In the instant case, the question dealt with in CROA Case No 1310 does not arise. Here, the work was assigned to members of a shopcraft union and was, apparently, within the general jurisdiction of the Car Department, although the installation of the pulley guards, it will be remembered, was done by employees of the Bridges and Building Department.
While the construction of scaffolds in shops may generally be work performed by Carmen, the particular assembly in question, a pulley guard, was not necessarily related to scaffolding as such, and was in any event a part not previously made. The actual assembly operation would appear to have involved skills which both Carmen and Sheet Metal Workers have. Both crafts perform work relating to cars (Carmen performing a much wider range of tasks), and both might be expected to perform proper work necessarily incidental thereto. In my view, the particular work in question, which certainly came within the scope of Rule 56.2, may also be considered as falling within the scope of Rule 58.2, and the two crafts (to say nothing of any others which might assert a claim!) might each be considered as appropriate to be assigned to it.
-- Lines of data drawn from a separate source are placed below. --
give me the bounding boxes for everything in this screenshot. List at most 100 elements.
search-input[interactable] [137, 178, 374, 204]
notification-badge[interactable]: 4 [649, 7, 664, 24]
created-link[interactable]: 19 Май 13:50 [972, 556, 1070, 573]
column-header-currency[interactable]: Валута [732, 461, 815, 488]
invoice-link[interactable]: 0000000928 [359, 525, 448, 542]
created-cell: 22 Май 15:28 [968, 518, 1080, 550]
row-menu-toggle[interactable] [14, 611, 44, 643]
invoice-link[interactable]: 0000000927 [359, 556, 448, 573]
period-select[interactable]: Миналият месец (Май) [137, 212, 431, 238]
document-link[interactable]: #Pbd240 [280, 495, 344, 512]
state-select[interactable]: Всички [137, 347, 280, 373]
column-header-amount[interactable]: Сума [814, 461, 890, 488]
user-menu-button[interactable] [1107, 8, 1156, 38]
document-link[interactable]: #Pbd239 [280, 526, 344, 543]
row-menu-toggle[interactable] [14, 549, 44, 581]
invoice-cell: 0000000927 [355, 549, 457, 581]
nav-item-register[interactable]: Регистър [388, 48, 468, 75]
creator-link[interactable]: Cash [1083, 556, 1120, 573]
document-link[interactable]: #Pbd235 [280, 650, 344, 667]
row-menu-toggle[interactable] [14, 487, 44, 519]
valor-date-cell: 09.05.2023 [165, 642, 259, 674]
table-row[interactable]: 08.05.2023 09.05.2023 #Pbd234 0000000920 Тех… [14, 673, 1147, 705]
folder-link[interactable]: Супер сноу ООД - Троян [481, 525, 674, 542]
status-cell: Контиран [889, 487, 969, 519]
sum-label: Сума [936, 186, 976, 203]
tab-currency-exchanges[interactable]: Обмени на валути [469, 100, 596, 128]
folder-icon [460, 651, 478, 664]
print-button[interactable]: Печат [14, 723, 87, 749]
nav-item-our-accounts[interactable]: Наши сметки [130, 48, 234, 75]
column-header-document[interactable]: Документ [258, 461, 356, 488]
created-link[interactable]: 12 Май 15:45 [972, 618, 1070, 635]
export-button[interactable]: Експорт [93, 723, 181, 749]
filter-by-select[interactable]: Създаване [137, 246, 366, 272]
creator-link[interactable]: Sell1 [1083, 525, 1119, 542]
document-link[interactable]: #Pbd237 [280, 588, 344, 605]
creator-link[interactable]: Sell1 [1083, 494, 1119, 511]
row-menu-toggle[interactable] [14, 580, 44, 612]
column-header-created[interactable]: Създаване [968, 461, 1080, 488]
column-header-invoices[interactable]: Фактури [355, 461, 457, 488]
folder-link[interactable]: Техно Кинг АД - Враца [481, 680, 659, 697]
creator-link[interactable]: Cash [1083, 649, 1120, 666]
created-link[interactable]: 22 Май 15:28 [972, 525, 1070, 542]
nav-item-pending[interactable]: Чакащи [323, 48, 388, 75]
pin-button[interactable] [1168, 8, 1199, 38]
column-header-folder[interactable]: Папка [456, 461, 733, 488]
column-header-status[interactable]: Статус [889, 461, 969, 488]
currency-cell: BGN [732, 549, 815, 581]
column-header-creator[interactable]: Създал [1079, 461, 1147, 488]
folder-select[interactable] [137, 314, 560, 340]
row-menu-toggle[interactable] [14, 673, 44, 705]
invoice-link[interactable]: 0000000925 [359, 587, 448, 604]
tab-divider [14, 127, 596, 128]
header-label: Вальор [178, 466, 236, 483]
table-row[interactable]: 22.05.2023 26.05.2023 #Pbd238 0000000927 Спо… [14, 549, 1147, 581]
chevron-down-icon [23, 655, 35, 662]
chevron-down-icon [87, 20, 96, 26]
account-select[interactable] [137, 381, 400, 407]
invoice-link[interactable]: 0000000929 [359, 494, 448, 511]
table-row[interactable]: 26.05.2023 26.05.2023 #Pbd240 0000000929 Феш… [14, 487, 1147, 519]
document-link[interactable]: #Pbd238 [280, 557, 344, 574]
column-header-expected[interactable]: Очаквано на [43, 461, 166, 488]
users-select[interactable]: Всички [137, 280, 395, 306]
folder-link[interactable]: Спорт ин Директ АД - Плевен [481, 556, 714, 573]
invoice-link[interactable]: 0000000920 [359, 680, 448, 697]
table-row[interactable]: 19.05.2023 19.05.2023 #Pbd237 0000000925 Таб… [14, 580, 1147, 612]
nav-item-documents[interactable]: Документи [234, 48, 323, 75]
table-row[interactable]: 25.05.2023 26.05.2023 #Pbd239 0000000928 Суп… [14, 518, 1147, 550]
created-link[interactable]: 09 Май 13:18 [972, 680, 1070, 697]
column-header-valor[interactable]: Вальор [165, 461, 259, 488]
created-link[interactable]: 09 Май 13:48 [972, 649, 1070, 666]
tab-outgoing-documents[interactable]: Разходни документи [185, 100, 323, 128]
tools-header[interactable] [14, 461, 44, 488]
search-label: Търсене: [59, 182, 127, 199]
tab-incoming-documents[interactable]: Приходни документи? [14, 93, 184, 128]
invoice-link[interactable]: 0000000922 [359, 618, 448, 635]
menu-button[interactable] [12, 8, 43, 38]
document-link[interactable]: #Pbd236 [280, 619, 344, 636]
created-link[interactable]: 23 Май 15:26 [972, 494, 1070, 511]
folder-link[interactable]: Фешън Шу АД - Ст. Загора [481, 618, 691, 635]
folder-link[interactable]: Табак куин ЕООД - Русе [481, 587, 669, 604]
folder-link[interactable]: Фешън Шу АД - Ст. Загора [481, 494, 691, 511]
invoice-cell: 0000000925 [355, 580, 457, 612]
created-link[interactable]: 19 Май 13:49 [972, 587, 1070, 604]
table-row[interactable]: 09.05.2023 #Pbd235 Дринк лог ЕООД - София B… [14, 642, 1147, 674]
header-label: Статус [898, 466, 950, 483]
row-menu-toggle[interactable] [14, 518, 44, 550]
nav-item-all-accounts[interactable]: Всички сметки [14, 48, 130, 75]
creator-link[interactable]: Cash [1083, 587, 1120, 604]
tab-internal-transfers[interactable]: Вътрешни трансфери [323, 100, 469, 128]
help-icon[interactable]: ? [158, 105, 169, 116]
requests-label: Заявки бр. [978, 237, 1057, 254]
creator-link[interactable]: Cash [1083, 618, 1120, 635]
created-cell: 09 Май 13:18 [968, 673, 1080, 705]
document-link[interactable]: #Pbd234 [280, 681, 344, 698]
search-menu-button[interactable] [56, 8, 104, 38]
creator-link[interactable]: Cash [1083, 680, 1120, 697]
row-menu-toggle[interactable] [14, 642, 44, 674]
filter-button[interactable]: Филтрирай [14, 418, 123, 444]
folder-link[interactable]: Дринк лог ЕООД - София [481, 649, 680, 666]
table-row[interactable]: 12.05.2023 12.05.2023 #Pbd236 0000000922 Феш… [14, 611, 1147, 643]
This work was not essentially "Carmen’s work", as are the tasks specifically referred to in Rule 58.2, but was rather incidental to shop operations generally.
In the result, then, it is my conclusion that while it would not appear to have been a violation of the collective agreement to assign the work to Carmen in 1984, that assignment did not result in any "general recognition" that the work was exclusively that of Carmen, nor has any general practice been shown to that effect, it has not been shown on the other hand that assignment of the work to Sheet Metal Workers was in violation of the agreement.
Accordingly, while I consider that the work in question might properly have been assigned to Carmen, I do not consider that the collective agreement imposes any obligation on the company to make such assignment, at least not in preference to the assignment of work to Sheet Metal Workers. There has, I find, been no violation of the collective agreement in the circumstances, and the grievance must accordingly be dismissed.
DATED AT TORONTO, this 5th day of January, 1988.